Setting up Python environment
We use python version 3.6.0, but any newer version should also work (Python 2 versions haven’t been tested). There are many methods to setting up a python environment but we’d recommend using some sort of virtual environment as to not break your system python install. Two methods (of many) are listed below:
Method 1: Setting up conda environment (easiest) [Windows, Linux, MacOS]

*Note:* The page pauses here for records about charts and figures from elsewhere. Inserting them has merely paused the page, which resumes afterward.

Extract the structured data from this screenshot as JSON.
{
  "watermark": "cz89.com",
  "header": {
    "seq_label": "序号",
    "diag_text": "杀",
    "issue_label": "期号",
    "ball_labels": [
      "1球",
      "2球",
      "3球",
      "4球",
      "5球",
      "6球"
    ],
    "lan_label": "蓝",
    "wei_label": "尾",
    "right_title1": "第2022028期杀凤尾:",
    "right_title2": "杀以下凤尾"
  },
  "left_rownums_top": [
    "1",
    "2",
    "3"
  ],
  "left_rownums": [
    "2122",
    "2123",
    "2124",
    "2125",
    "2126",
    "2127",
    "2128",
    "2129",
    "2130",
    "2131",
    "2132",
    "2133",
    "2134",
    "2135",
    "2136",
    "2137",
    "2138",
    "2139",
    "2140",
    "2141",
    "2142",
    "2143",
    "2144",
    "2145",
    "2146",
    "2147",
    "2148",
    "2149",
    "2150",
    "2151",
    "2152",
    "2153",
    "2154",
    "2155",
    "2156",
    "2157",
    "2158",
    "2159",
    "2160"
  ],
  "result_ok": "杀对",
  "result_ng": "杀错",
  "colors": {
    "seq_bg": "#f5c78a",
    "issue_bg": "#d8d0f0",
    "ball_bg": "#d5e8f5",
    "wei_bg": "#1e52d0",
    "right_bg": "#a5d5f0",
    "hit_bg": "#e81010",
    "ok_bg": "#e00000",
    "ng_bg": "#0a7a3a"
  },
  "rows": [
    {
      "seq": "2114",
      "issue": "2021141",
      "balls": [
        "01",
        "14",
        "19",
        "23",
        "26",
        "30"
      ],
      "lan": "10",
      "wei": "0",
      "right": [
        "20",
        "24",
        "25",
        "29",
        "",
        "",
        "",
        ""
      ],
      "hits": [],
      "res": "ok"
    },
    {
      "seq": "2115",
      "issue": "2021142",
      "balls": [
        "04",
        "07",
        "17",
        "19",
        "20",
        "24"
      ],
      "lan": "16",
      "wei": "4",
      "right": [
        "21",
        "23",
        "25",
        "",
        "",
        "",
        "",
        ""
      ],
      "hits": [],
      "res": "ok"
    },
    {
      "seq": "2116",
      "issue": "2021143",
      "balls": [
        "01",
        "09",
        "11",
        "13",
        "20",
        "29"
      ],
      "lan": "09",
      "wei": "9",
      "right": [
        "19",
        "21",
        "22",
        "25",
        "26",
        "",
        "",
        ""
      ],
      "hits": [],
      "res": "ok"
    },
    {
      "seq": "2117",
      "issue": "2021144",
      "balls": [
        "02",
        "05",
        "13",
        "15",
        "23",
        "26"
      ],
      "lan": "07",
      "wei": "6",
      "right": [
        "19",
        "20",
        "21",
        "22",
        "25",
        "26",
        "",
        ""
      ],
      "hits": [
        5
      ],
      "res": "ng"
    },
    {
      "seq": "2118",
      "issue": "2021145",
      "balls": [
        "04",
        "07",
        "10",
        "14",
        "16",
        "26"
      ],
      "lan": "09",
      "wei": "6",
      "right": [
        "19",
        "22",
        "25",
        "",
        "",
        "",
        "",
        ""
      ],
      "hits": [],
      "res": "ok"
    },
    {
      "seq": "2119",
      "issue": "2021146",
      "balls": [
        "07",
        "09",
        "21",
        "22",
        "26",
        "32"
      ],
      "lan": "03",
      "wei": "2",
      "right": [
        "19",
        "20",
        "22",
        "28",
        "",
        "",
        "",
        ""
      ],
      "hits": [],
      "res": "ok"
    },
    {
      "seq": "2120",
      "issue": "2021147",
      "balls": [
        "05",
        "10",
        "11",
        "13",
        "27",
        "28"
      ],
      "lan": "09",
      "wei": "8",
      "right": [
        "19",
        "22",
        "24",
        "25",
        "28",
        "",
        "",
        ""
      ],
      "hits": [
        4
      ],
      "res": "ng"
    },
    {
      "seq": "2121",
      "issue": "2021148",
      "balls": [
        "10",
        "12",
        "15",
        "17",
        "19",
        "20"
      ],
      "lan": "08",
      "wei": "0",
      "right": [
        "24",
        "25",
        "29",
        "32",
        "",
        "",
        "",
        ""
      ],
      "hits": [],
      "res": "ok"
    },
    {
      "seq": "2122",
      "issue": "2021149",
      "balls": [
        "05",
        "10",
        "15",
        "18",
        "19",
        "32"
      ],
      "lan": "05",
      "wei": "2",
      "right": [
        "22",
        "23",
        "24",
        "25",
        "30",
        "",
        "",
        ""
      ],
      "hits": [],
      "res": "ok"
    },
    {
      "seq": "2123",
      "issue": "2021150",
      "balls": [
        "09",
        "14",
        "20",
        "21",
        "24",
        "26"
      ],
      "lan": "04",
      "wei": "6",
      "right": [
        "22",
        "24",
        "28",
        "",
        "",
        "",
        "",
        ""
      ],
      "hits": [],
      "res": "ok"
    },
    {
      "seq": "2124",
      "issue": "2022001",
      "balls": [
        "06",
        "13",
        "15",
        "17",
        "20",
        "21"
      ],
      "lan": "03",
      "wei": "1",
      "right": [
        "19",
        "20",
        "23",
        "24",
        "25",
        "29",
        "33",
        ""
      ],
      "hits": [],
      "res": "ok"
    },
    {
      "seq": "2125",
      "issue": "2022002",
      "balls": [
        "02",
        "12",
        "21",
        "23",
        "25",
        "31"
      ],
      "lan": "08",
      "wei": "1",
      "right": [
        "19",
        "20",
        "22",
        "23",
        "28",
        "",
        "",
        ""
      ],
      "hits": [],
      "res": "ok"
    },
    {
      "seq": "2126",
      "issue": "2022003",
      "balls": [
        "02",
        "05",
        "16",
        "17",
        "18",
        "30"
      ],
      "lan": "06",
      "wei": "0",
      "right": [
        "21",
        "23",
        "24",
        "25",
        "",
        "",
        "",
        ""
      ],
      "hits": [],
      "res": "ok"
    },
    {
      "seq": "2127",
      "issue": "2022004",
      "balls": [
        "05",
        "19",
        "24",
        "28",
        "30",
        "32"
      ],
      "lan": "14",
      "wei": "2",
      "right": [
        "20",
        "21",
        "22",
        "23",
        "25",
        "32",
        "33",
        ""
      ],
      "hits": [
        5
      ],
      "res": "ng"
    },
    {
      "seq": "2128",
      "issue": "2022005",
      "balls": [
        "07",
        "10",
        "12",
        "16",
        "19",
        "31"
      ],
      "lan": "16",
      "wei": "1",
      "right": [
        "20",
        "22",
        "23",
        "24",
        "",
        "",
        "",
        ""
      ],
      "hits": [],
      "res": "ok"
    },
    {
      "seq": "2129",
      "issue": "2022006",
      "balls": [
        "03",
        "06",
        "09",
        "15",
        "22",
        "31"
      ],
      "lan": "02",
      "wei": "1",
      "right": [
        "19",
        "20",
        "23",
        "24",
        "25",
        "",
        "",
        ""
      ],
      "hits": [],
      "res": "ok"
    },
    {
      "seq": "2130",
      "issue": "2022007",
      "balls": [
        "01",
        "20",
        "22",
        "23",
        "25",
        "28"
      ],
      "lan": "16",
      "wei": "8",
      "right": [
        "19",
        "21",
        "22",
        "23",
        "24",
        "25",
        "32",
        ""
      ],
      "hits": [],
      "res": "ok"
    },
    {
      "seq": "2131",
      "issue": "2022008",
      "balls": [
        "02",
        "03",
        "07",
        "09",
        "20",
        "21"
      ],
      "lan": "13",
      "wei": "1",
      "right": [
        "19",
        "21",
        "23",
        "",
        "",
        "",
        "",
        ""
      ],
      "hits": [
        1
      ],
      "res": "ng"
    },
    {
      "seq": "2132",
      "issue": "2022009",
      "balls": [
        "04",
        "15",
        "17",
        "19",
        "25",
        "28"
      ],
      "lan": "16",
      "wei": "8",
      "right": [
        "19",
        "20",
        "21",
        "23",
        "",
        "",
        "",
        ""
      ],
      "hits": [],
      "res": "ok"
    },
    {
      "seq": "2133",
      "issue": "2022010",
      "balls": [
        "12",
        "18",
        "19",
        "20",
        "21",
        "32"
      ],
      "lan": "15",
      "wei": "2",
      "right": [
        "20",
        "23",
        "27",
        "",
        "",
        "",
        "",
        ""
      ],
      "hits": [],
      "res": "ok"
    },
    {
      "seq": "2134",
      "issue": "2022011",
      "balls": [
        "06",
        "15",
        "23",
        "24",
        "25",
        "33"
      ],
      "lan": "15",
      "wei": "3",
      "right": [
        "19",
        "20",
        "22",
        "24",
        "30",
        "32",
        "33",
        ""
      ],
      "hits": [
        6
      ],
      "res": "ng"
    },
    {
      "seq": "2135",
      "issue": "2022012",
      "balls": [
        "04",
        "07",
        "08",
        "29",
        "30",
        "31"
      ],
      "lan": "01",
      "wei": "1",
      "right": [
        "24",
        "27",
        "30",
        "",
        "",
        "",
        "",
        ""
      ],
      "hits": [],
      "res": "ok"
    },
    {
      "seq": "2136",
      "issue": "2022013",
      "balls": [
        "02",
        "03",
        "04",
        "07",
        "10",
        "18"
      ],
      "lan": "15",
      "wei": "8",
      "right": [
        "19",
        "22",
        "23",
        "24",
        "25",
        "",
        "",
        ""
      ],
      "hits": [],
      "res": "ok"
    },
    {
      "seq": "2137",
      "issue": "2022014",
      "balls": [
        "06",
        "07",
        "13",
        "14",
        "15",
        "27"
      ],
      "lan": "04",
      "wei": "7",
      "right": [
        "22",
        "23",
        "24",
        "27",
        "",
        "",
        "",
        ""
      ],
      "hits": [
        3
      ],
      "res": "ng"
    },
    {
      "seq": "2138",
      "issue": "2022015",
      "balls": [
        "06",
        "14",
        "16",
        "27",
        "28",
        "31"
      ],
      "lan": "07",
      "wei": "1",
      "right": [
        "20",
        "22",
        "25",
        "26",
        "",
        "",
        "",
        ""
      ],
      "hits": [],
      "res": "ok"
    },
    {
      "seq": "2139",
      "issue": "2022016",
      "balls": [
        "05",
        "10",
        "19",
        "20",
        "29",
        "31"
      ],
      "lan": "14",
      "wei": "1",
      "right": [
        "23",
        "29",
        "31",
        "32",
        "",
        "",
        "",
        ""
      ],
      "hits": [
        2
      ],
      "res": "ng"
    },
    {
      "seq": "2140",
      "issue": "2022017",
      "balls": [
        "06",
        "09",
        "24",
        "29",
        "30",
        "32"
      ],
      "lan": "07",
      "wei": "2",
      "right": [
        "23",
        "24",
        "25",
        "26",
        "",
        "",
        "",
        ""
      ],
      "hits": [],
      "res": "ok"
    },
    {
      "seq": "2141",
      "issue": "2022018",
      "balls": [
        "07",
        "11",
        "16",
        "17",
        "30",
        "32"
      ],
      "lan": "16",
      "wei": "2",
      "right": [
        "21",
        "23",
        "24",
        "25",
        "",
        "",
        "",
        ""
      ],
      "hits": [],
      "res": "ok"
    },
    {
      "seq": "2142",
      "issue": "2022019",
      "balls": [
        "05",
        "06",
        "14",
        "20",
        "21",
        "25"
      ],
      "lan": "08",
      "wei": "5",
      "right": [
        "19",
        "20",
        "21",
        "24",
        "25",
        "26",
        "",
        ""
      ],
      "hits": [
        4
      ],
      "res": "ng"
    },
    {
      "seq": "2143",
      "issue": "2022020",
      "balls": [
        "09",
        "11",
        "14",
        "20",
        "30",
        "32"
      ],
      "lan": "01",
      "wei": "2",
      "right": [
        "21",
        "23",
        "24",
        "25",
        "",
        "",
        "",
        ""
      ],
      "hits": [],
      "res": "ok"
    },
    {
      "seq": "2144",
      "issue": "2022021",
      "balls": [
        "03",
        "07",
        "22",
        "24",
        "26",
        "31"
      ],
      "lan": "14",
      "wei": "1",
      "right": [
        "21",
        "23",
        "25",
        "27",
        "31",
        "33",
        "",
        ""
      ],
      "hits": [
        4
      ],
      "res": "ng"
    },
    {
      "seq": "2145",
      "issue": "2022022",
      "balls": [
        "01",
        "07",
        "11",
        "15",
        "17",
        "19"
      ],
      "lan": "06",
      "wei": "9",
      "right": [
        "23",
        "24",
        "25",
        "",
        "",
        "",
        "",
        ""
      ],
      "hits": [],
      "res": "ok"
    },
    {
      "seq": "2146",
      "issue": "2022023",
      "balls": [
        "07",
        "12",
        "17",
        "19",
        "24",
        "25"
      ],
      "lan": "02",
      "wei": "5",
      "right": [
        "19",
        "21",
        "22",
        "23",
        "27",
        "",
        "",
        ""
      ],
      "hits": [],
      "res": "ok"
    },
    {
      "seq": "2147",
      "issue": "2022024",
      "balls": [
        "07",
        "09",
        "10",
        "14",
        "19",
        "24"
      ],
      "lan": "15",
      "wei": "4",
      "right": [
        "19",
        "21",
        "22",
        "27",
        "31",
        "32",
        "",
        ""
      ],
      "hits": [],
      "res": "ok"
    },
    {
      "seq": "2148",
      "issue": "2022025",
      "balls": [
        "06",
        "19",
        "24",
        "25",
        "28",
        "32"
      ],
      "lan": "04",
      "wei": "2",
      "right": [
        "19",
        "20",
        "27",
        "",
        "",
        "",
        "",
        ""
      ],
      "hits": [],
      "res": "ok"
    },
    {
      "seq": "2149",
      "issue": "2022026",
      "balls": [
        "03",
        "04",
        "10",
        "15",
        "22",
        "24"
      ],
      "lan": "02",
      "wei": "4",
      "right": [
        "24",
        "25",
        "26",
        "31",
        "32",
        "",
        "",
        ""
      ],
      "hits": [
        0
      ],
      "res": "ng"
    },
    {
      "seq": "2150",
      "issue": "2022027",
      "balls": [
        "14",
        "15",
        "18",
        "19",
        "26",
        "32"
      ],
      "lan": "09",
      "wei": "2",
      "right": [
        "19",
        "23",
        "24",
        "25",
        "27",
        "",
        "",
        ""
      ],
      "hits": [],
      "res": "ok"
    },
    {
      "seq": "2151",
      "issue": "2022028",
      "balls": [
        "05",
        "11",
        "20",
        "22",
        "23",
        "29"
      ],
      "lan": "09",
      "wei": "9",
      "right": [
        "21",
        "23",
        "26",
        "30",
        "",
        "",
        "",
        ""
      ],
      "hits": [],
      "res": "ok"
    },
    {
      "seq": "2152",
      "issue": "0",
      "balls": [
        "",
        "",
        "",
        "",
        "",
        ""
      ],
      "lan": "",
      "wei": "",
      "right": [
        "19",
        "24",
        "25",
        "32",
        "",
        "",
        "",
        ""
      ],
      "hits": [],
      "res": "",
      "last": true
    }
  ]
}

For easy set-up we recommend Anaconda to manage python packages for scientific computing. Once installed, setting up the python environment can be done quite easily:
Windows
- Install Anaconda Python version 3.7
- Open Anaconda Navigator
- Click on Environments on the left pane
- Click Create then type in
SDC-BIDS-sMRI
- In the
SDC-BIDS-sMRI
entry click the play button then click Open Terminal - In terminal type:
conda install -y numpy pandas scipy scikit-learn matplotlib seaborn jupyter ipykernel nb_conda
conda install -y -c conda-forge awscli lxml nilearn nibabel statsmodels
pip install pybids
- Close the terminal, click on the play button again and open Jupyter Notebook
- Navigate to
SDC-BIDS-sMRI
folder you downloaded earlier. - Done!
Linux and MacOS
After installing Anaconda, open terminal and type:
cd SDC-BIDS-sMRI
conda create -p ./SDC_sMRI_workshop_2021
source activate $(pwd)/SDC_sMRI_workshop_2021
conda install numpy pandas scipy scikit-learn matplotlib seaborn jupyter ipykernel nb_conda
conda install -c conda-forge awscli nibabel nilearn lxml statsmodels
pip install pybids
Method 2: Using pyenv [Linux, MacOS]
An alternative method uses pyenv with pyenv virtualenv. This is a favourite because it seamlessly integrates multiple python versions and environments into your system while maintaining use of pip (instead of conda).
cd SDC-BIDS-sMRI
pyenv virtualenv 3.6.0 SDC_sMRI_workshop_2021
echo SDC_sMRI_workshop_2021 > .python-version
pip install --requirement requirements.txt
Finally open up the jupyter notebook to explore the tutorials:
cd SDC-BIDS-sMRI
# Include the line below if you are using anaconda environment and it is not already active
# source activate $(pwd)/SDC_sMRI_workshop_2021
jupyter notebook
Data used by the notebooks
All datasets needed for the notebook examples are inside the ./SDC-BIDS-sMRI/local_data/ directory.